Nintendo Announces SNES Classic Mini

In an announcement that surprised roughly 0 people, Nintendo announced the SNES Classic Mini, a tiny version of the classic console. Is that a good thing?

What Is The SNES Classic Mini?

The SNES Classic Mini is a faithful recreation of my favourite console of all time. It brings a much-loved 90s console into 21st century homes. Only much smaller.

It also comes with a ton of classic and amazing SNES games. Super Mario World (obviously), F-Zero, Super Metroid, Starfox, Secret of Mana, Yoshi’s Island and Super Mario RPG, to name just some of the games I loved as a kid. They’re also including previously unreleased Starfox 2, which has been kicking around the cutting room floor at Nintendo HQ. I assume.

Most of us nerds have been expecting this since the launch of the original NES Classic back in November 2016.

Great, Right?

Well yes and no. It’s a smart move by Nintendo, playing on nostalgia again. Even me with my endlessly cynical brain is kind of interested in getting one. And it could, presumably, bring some of those games to a whole new generation of gamer. I have more fond memories of sitting around the old TV with my friends back in the 90s than I do in the last 10 years of “modern” consoles.

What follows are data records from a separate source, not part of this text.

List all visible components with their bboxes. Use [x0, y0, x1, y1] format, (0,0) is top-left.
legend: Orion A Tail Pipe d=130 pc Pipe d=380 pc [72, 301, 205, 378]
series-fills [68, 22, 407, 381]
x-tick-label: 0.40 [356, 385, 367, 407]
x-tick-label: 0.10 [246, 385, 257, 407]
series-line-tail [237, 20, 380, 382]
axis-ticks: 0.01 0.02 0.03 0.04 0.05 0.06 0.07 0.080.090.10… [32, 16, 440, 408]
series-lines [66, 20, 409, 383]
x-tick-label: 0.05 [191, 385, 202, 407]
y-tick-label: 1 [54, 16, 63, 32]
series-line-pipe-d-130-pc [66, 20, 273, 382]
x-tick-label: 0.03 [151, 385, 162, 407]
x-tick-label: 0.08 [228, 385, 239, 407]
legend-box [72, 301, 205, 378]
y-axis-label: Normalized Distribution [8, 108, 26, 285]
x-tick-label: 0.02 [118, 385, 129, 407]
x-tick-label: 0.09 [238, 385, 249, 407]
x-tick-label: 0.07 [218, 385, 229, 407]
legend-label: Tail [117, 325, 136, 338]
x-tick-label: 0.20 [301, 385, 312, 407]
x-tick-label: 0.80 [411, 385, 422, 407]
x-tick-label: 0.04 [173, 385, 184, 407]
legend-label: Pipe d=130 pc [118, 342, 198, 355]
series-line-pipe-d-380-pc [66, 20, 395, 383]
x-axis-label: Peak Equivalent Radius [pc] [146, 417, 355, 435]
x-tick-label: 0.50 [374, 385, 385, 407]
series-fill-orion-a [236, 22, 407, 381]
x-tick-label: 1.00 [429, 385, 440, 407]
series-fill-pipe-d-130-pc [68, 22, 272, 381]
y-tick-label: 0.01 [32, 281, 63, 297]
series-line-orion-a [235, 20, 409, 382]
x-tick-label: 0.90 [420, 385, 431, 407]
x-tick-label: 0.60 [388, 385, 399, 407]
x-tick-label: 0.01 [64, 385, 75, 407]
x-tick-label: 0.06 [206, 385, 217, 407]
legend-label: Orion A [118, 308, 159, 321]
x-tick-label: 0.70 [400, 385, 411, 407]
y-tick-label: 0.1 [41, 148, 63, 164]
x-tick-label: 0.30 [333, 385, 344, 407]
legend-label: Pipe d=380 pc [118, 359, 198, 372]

At the same time, it has the same problems with NES Classic had. It comes with the 21 games Nintendo wants to include, with no room to expand that collection. There are dozens (hundreds?) of great games that I’d love to see again, but it would be impractical to add them all into one purchase here, but the SNES Classic Mini doesn’t have any way to download new ones. Seems like a missed opportunity again.

Also, if the controller cable is as short on this one as the last Classic then they can go to hell.

Supply & Demand

Everyone should know by now that Nintendo isn’t great at actually supplying hardware. They’ve had Amiibo shortages forever. People couldn’t get a Switch for months after it launched. The NES Classic was unbelievably hard to get hold of. So why would this be any different?

I wonder if this is partly because nostalgia is a risky business model. We often think of things very fondly in memory but are massively disappointed when we try them again later. I’ve experienced this first hand with old movies and cartoons that just didn’t age well. And food that I remember loving as a kid that’s tasteless now. You can’t always go back. Maybe when we replay those classic games with the classic controller we’ll discover that the last 25 years of progress was for good reason.

I’ve Got A Better Idea…

Rather than paying (again) for a game system that’s 25+ years old and paying (again) for games that you’ve probably already bought for the Wii and DS and 3DS and maybe even your phone, check out an emulator instead. And get this controller. Or go for the JXD S7800 and get multiple retro machines for the same price. Yes, it’s a slightly grey area. But you might save yourself some money. And some heartache.